Reina, como respuesta, lamió la mano de la mujer. Un lamido torpe, débil, pero lleno de intención. Luego cerró los ojos.
La madrugada llegó helada y violeta. El fuego de la chimenea se apagó lentamente, dejando un rescoldo anaranjado que bailaba sobre los leños carbonizados. Reina respiró hondo una vez, dos veces. A la tercera exhalación, su pecho dejó de moverse.
Elisa no lloró enseguida. Se quedó abrazada a ella durante una hora entera, sintiendo cómo el calor del cuerpo viejo se iba marchitando despacio, cediendo terreno a la quietud. Cuando por fin soltó el llanto, fue un llanto sereno, sin gritos ni aspavientos, como su vida entera.
Al amanecer, cavó un hoyo bajo el viejo mezquite del jardín, allí donde estaban enterrados Coco y Luna. Envolvió a Reina en su cobija de borrego, puso el pato de peluche entre sus patas, y la depositó en la tierra con sumo cuidado.
—Descansa, mi Reina. Te veo luego.
Esa misma tarde, después de limpiar la casa y darle a Bruno y a Toby sus medicinas, Elisa tomó su bolso de lona y se dirigió de nuevo al refugio.
Rosa Elena la vio entrar por el portón y supo inmediatamente lo que había pasado. No hacían falta palabras.
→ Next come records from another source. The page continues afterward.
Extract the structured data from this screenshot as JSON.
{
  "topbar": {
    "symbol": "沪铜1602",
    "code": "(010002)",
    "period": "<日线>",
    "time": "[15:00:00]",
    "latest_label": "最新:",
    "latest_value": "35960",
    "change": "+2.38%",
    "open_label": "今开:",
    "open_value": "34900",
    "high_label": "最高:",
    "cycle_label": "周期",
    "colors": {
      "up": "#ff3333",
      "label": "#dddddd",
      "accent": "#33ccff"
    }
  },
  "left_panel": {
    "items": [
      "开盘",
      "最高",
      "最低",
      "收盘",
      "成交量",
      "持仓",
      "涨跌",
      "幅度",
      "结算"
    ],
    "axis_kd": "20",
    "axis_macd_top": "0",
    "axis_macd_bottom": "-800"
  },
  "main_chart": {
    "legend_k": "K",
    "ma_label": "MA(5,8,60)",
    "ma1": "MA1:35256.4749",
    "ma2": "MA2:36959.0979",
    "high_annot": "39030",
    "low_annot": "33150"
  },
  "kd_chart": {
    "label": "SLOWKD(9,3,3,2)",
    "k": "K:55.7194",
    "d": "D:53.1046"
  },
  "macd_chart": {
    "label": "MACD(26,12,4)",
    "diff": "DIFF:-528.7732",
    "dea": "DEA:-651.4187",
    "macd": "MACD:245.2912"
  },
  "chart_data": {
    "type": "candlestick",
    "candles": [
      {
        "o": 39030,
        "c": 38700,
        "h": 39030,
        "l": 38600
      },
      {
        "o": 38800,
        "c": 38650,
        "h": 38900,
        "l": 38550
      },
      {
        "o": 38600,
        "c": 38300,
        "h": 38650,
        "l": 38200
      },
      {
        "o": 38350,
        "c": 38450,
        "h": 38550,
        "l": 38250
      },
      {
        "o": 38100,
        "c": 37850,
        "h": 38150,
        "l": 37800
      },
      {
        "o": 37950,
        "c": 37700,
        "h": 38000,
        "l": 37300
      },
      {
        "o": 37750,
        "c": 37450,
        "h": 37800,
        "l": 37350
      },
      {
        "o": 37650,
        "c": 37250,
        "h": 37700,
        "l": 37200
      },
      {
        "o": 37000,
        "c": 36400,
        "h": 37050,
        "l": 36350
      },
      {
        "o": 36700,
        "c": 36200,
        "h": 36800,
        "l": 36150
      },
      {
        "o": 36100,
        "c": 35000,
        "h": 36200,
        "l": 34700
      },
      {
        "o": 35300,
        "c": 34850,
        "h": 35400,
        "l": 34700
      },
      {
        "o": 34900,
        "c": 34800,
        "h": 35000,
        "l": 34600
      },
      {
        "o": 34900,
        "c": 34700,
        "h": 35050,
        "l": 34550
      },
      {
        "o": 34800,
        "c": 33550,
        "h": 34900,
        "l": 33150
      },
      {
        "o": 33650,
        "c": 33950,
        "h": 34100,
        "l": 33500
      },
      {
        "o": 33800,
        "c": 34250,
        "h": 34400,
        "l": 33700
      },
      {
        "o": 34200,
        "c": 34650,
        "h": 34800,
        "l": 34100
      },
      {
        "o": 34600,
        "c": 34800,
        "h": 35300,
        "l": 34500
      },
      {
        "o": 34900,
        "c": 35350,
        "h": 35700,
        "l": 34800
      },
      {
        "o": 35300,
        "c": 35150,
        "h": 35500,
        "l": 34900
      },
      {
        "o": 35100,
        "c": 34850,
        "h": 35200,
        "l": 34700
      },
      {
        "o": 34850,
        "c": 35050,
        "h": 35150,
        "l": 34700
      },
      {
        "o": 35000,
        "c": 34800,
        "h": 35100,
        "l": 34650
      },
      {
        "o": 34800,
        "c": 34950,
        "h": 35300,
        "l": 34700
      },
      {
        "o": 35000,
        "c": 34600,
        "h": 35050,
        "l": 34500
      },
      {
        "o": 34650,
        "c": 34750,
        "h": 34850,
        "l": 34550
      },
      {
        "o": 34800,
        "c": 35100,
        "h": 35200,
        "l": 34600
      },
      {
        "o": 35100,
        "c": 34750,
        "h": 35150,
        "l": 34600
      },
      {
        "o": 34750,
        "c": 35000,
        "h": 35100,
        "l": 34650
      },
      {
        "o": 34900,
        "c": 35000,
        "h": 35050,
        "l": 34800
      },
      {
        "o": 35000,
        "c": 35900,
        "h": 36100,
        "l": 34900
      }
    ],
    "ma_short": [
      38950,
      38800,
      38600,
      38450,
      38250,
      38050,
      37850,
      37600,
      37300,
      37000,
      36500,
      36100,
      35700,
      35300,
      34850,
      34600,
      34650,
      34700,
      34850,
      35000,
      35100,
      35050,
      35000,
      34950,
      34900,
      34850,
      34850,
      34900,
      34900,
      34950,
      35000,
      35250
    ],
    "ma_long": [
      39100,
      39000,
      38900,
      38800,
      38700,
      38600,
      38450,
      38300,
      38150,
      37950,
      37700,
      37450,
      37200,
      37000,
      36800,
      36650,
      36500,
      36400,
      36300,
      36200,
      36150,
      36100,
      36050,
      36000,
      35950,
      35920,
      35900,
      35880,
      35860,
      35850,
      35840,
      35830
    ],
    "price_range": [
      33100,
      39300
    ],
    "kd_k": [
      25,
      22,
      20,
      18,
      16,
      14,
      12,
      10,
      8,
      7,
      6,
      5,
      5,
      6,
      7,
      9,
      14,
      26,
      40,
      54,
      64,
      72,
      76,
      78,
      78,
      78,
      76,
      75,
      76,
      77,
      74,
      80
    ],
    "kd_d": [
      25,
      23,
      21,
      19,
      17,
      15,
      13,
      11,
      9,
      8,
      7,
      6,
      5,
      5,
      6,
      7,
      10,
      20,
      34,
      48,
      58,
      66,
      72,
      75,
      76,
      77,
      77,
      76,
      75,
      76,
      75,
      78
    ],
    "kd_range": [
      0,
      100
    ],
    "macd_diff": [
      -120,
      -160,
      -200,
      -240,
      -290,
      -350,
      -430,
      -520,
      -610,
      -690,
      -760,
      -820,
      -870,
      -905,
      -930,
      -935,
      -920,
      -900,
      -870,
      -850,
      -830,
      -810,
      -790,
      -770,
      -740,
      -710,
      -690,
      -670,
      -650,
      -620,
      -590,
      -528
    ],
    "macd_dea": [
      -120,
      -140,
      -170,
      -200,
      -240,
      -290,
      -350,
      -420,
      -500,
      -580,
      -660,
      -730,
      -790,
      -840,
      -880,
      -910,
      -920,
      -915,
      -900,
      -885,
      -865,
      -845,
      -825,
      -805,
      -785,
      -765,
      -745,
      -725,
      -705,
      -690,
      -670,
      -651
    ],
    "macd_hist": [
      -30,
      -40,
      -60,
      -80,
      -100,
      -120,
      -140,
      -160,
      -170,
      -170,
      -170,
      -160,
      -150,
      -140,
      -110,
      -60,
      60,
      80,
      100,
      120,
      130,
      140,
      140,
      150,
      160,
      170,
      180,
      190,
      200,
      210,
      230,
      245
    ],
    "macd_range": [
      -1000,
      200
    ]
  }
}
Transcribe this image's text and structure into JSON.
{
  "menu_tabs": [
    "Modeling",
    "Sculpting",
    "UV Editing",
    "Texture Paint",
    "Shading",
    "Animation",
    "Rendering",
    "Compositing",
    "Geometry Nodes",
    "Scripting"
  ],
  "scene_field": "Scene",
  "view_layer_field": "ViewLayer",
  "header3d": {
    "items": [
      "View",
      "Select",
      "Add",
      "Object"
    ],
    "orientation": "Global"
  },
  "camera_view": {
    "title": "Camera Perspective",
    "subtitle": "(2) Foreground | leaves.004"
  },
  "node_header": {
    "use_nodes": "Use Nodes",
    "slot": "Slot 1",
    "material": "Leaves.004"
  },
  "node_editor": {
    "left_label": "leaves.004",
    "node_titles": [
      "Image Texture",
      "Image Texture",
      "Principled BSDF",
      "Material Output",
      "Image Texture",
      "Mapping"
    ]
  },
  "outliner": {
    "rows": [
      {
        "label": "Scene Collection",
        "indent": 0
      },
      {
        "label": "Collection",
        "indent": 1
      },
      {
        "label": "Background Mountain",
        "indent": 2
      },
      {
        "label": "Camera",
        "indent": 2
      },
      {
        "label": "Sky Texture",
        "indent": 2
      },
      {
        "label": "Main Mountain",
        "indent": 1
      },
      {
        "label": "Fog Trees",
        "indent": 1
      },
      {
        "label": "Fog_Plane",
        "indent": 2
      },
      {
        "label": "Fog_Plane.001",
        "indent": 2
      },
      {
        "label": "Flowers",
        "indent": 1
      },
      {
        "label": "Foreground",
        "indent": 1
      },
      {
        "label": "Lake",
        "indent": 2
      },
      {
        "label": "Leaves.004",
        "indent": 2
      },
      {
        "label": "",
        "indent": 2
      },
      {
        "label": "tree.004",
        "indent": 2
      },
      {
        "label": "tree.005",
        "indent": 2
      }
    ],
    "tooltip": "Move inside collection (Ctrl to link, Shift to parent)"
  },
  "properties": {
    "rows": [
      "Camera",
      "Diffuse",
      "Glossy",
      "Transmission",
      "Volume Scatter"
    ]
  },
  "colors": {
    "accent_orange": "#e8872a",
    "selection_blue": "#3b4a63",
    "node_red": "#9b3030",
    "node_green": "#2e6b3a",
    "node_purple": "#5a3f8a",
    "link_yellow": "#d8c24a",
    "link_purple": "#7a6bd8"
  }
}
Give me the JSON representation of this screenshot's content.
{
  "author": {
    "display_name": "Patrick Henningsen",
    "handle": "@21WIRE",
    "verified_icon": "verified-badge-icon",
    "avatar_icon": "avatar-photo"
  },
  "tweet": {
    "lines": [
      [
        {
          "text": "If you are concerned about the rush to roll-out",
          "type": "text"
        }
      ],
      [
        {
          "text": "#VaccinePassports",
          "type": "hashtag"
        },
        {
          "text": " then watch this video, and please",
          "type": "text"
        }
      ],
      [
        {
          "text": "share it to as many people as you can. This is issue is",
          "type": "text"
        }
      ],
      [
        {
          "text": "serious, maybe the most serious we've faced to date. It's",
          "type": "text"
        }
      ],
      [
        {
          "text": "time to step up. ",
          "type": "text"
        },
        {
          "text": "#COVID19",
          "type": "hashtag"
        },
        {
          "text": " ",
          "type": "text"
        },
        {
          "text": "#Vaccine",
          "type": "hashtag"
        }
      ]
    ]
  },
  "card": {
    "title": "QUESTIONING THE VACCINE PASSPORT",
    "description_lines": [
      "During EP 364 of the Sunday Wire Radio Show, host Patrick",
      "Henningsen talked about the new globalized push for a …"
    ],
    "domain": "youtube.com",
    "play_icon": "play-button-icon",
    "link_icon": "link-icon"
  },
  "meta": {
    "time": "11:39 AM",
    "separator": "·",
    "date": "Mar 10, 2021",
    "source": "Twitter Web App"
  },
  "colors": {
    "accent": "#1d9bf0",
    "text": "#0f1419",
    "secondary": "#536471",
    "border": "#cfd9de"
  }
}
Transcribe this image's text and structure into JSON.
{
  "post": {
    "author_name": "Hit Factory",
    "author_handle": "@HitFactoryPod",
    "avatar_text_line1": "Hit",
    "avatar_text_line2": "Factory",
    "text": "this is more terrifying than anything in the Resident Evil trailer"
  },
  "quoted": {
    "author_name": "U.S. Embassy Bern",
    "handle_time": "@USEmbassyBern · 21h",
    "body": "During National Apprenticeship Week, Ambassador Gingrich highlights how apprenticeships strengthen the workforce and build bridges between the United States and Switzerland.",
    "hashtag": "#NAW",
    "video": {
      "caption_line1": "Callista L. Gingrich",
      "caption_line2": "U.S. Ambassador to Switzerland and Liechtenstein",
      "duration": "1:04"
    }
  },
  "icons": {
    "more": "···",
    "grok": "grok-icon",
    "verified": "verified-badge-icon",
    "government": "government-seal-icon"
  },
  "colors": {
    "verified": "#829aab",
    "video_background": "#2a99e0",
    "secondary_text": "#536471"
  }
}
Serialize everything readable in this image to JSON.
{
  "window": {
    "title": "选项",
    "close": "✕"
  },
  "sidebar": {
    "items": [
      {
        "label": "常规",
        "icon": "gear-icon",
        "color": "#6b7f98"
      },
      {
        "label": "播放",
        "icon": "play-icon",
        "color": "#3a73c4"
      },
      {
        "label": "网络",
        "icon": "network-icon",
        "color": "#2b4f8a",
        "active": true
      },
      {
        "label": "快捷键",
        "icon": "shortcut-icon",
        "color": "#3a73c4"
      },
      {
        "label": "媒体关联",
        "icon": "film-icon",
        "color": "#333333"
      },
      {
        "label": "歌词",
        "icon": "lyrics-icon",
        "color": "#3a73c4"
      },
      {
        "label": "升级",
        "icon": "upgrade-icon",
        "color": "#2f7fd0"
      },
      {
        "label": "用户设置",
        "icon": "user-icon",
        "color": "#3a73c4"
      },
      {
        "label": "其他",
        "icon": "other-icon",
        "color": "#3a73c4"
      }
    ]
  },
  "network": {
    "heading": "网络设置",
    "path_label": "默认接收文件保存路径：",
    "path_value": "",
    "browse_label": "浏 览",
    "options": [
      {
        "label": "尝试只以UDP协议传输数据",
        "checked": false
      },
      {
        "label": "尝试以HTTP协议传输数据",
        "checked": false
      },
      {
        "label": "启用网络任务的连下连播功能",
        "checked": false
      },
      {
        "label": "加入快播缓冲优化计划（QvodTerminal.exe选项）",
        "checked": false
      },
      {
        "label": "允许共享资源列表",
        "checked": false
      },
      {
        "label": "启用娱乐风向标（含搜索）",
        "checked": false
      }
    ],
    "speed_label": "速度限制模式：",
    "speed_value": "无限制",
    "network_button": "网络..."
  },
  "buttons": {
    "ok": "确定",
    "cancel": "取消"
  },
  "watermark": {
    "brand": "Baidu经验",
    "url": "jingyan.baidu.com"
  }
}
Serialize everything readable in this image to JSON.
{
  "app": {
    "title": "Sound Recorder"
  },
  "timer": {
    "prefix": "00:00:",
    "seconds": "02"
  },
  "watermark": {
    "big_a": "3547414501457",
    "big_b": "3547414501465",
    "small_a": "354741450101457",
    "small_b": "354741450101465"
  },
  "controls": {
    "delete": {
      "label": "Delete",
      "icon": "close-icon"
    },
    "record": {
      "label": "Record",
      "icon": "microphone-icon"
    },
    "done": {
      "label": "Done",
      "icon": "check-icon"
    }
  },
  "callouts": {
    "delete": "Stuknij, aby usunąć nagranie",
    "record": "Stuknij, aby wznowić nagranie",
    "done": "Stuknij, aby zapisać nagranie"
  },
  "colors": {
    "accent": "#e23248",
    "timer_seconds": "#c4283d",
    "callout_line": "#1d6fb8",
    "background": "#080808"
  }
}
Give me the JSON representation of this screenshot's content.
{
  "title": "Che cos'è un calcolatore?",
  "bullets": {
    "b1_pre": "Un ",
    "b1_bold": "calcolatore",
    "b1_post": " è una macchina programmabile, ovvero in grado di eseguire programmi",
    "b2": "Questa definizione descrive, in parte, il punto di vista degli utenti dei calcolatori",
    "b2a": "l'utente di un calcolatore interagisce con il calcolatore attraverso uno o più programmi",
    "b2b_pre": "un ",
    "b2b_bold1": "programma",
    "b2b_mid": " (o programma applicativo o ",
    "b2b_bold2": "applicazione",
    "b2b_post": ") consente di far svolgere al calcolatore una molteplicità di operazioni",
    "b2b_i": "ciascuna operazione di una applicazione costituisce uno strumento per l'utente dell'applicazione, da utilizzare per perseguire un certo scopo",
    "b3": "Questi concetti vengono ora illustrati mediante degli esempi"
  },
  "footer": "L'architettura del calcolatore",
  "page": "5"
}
El rostro de Elisa, siempre sereno, mostraba unas ojeras profundas y una tristeza seca, densa, como de madera vieja.
—Lo siento —dijo Rosa Elena.
—Gracias. Vivió bien su último año. Murió con dignidad. Eso es lo único que importa.
—¿Quieres un café?
—No. Quiero otro perro.
Rosa Elena la miró largamente.
—Elisa, acabas de perder a Reina. No han pasado ni doce horas.
—Lo sé. Y sé lo que voy a pedir. Necesito al último de la lista. Al que nadie ha mirado. Al que tiene un pie en la perrera y otro en el cielo. Porque si no lo saco yo, dormirá esta noche sobre cemento, y si se muere, se morirá solo. Yo ya estoy triste. Él no tiene por qué estarlo.
Rosa Elena soltó el aire despacio, con los ojos aguados. Sacó del escritorio la lista de animales de difícil adopción y leyó el último nombre:
“Palomo. 15 años. Poodle miniatura. Ciego total. Problemas hepáticos. Abandonado en un basurero.”
—Llévatelo —dijo sin consultar a nadie—. Ya está listo.
Esa noche, Elisa Domínguez regresó a casa con una pequeña bola de pelo blanco y apelmazado en el bolso de lona. Palomo no veía, pero olía el aire nuevo, el olor a leña, a cobijas viejas y a perros mansos. Bruno lo recibió con un lametazo torpe. Toby, desde su esquina del sofá, movió la cola sin levantarse.
Elisa preparó la cena para todos, sirvió agua fresca, calentó una manta eléctrica y colocó al nuevo inquilino sobre un cojín mullido cerca de la estufa. Palomo se enroscó, apoyó la cabeza sobre sus patitas temblorosas y suspiró. Sus bigotes se movían mientras soñaba quién sabe qué.
La mujer apagó la luz del pasillo. Antes de ir a acostarse, miró hacia el jardín, donde bajo el mezquite dormían para siempre Luna, Coco y ahora Reina. Sintió la punzada del duelo, pero también una extraña forma de paz.
Porque estaban enterrados, sí. Pero ninguno había muerto solo. Ninguno había muerto sin un nombre, sin una mano sobre la frente, sin un susurro.
Subió a su habitación. Se arropó hasta el cuello. Y antes de dormirse, con el sonido apacible de tres perros viejos respirando al unísono en la planta baja, esbozó una sonrisa tenue.
Mañana iría de nuevo al refugio.
Siempre habría otro perro esperando.